BROOKLYN NETS
This rivalry has been juiced to its very core, so much that the manufactured push hardly registers a blip anymore. The Knicks are a conference bottom-feeder, the Nets struggling to stay in the least inspiring playoff race in memory.
But the two still found a way to put together a competitive, back-and-forth, and even occasionally entertaining game. Sure, it was mostly a fight of which team would suffer the most lapses on both ends, with the Nets’ heavy reliance on the mid-range facing off against a Knicks triangle that had all the spacing of the N train at rush hour.
But the Nets made enough shots down the stretch — punctuated by an easy, open floater for Brook Lopez and a wide-open three-pointer for Jarrett Jack created by Joe Johnson — to win the borough battle.
Now, the Nets are on the road until March, which means with a 2-0 record, they follow up an entire January without a home victory by going undefeated at home in February.
New theory: Jarrett Jack is a warlock.
He & Joe Johnson switched off on defending Carmelo Anthony, mostly with success. Anthony is as hard to stay in front of as anyone in the NBA, and when he got a step on Anderson, there just wasn’t much he could do.
But those moments were few and far between Anderson did his job: stay out of the way on offense, try to get in the way on defense, force Anthony into taking bad shots with a hand in his face.
Between he & Bogdanovic, the Nets have slowly started to put together some semblance of production from the shooting guard spot.
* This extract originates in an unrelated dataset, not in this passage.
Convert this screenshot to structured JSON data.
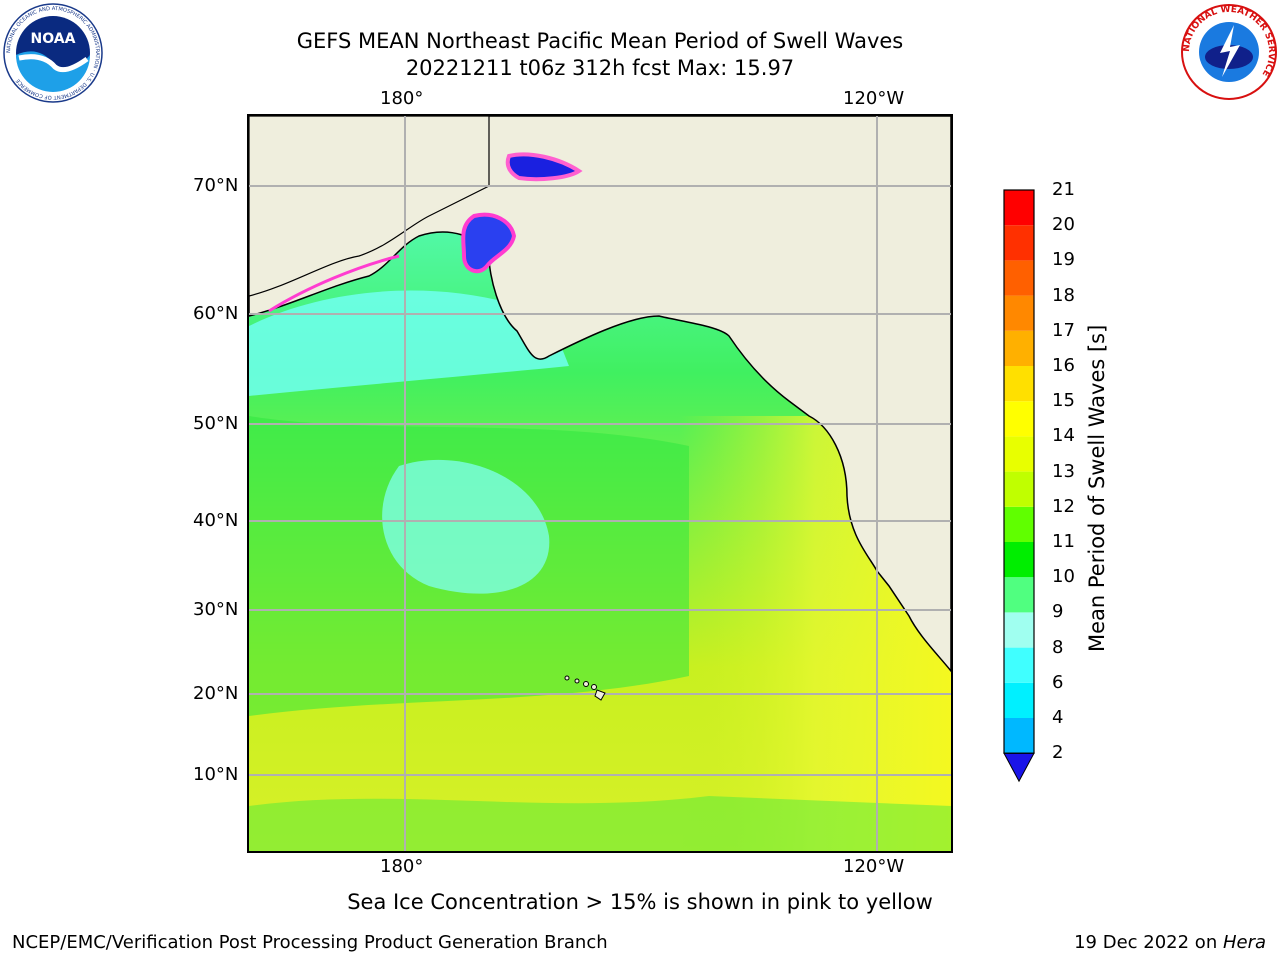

On the biggest play of the game, with everyone expecting him to go Iso-Joe, Johnson made a picture-perfect pass to a wide-open Jarrett Jack, who buried the three-pointer to put the Nets up four with 13.8 seconds left.
Throughout, a great back-and-forth battle between Johnson and Carmelo Anthony: Johnson refused to be bullied by ‘Melo’s bruising dribble-drives, and Johnson tried to create space on Anthony by forcing him to contest his outside shots.
Also a double-double for Johnson, for some reason.
Shortly before tipoff, Lionel Hollins made an impassioned, unprompted case for Kevin Garnett as an All-Star. That needs to be couched in context — Hollins wants the NBA to recognize the service Garnett has put in as a long-time employee of the NBA, rather than honor him for his on-court production.
But Garnett, at the very least, played like a productive NBA player for most of the game, hitting his patented mid-range jumper often in the first half and causing disruption with quick-handed defense.
Not Plumlee’s best night: struggled to get the ball even above his shoulders inside when making moves and didn’t make a significant impact on defense or on the glass.
Still looks alive, if recovering. The crossover is there, if the jump shot isn’t. The attack is there, if the finish isn’t. The willingness to draw contact is there, if the free throws aren’t. It’s become something on, something off, with Williams, rarely a complete effort anymore.

Brook Lopez Center
Big impact on both ends of the floor, racking up blocks inside on driving wings and bigs and getting position in the paint for buckets. The few shots the Knicks hit against his defense were just tough shots. Not a pristine effort, particularly with some bad fouls late, but as good as you can expect from him on that end.
Much of Lopez’s damage came in the paint: Lopez can step out and hit jumpers, but it should not be a focal point of his game, and his success inside with Plumlee — an interior-focused offensive player — out of the game spoke volumes towards why the tandem has struggled together this season.